Can Discharged Undocumented Workers Receive Backpay and Reinstatement?
[Editor’s Note: Today’s blog is authored by Bruce E. Buchanan, an Attorney at the Nashville office of Siskind Susser, P.C.]
In a recent decision, the Second Circuit Court of Appeals returned to the National Labor Relations Board (NLRB) the issue of whether unlawfully discharged undocumented workers may receive “conditional reinstatement.”
The case arose when five employees of Mezonos Maven Bakery (“Mezonos”) were discharged. They filed a charge with the NLRB, claiming they were engaged in protected activities under the National Labor Relations Act. Mezonos did not dispute this issue; rather, it asserted they were not entitled to any remedy – backpay or reinstatement because they were not authorized to work in the U.S.
The issue of backpay for unlawfully discharged undocumented workers was decided by the U.S. Supreme Court in Hoffman Plastic Compounds v. NLRB (2002), which held undocumented workers were not entitled to backpay after their discharge. Of course, the NLRB and the Court deferred to the Supreme Court’s decision. Though, amazingly, the Administrative Law Judge (ALJ) who heard the case did not do so based on a distinction of whether the employer was aware of their undocumented status (a meaningless distinction under labor law).
Mezonos asserted it offered to reinstate five employees if they produced valid work authorization documents to which none of the five employees did.
Although the ALJ found the workers were entitled to “conditional reinstatement”, the NLRB, in its 2011 compliance decision, did not discuss the issue because it was not in the ALJ’s order and no one appealed that issue.

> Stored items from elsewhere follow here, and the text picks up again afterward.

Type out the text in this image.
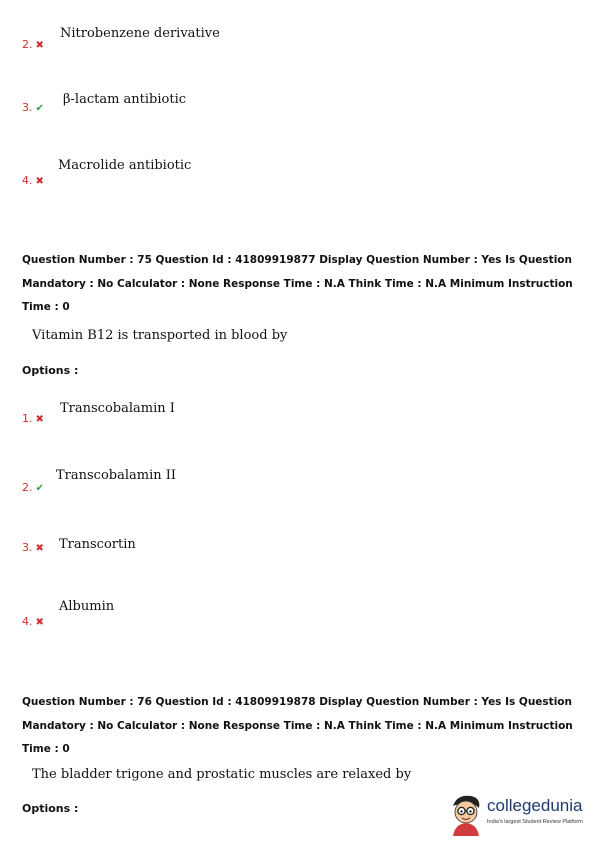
2. ✖
Nitrobenzene derivative
3. ✔
β-lactam antibiotic
4. ✖
Macrolide antibiotic
Question Number : 75 Question Id : 41809919877 Display Question Number : Yes Is Question Mandatory : No Calculator : None Response Time : N.A Think Time : N.A Minimum Instruction Time : 0
Vitamin B12 is transported in blood by
Options :
1. ✖
Transcobalamin I
2. ✔
Transcobalamin II
3. ✖ Transcortin
4. ✖
Albumin
Question Number : 76 Question Id : 41809919878 Display Question Number : Yes Is Question Mandatory : No Calculator : None Response Time : N.A Think Time : N.A Minimum Instruction Time : 0
The bladder trigone and prostatic muscles are relaxed by
Options :	collegedunia
India's largest Student Review Platform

The Court stated the Hoffman Plastic Court did not directly deal with the issue of reinstatement but did not preclude such if the employee submitted valid documentation.
The Court concluded that due to the unusual circumstances of the case – the ALJ’s Decision and Order being in conflict and the lack of consideration and discussion by the NLRB of conditional reinstatement, the case should be returned to the NLRB TO determine whether conditional reinstatement is appropriate, and/or whether the issues of waiver and estoppel apply.
Interestingly, the outcome for undocumented workers is different if the issue is unpaid wages and/or underpaid wages while employed under the Fair Labor Standards Act. A most recent example of this outcome was the Eighth Circuit Court of Appeals’ decision in Lucas v. Jerusalem Café (July 2013).
A few attorneys have already questioned the practical effects of the Court’s decision in Mezonos. If conditional reinstatement is allowed, then the five workers may well present fraudulent documentation to receive reinstatement. Cases like this create quandaries for employers. By offering reinstatement to those employees, employers reduce the risk of paying more back wages. Yet, this strategy is inherently at odds with immigration law compliance. Although the concept of conditional reinstatement takes into account the changing nature of individual work status (i.e.: because of adjustment of status or deferred action), it could also be a vehicle for undocumented individuals to present fraudulent documents, which would become a nightmare for employers.
While E-Verify might be the answer to flag workers using invalid documents, the question of whether employers can reverify reinstated employees is another issue this case fails to address. In my opinion, employers should not be initiating a case in E-Verify for employees who have been reinstated because reinstated employees are more akin to a recall from layoff, rather than a re-hire. To my knowledge, the E-Verify manual does not address whether it is permissible for employers to initiate cases for employees who have been reinstated. I would be interested in anyone else’s thoughts on this situation.
The safest approach may be to offer conditional reinstatement while still being vigilant about immigration compliance. This requires employers to carefully inspect Section 2 documentation and ask employees for clarification whenever there are obvious discrepancies on the documents. As long as the employer does not “knowingly” hire/employ undocumented workers, one will not be found to be in violation of immigration laws.
The decision is another instance of immigration law and labor law intersecting. It will be interesting to see which one prevails. As a former NLRB attorney and now an immigration compliance attorney, these issues are fascinating and will only become more prevalent in the future.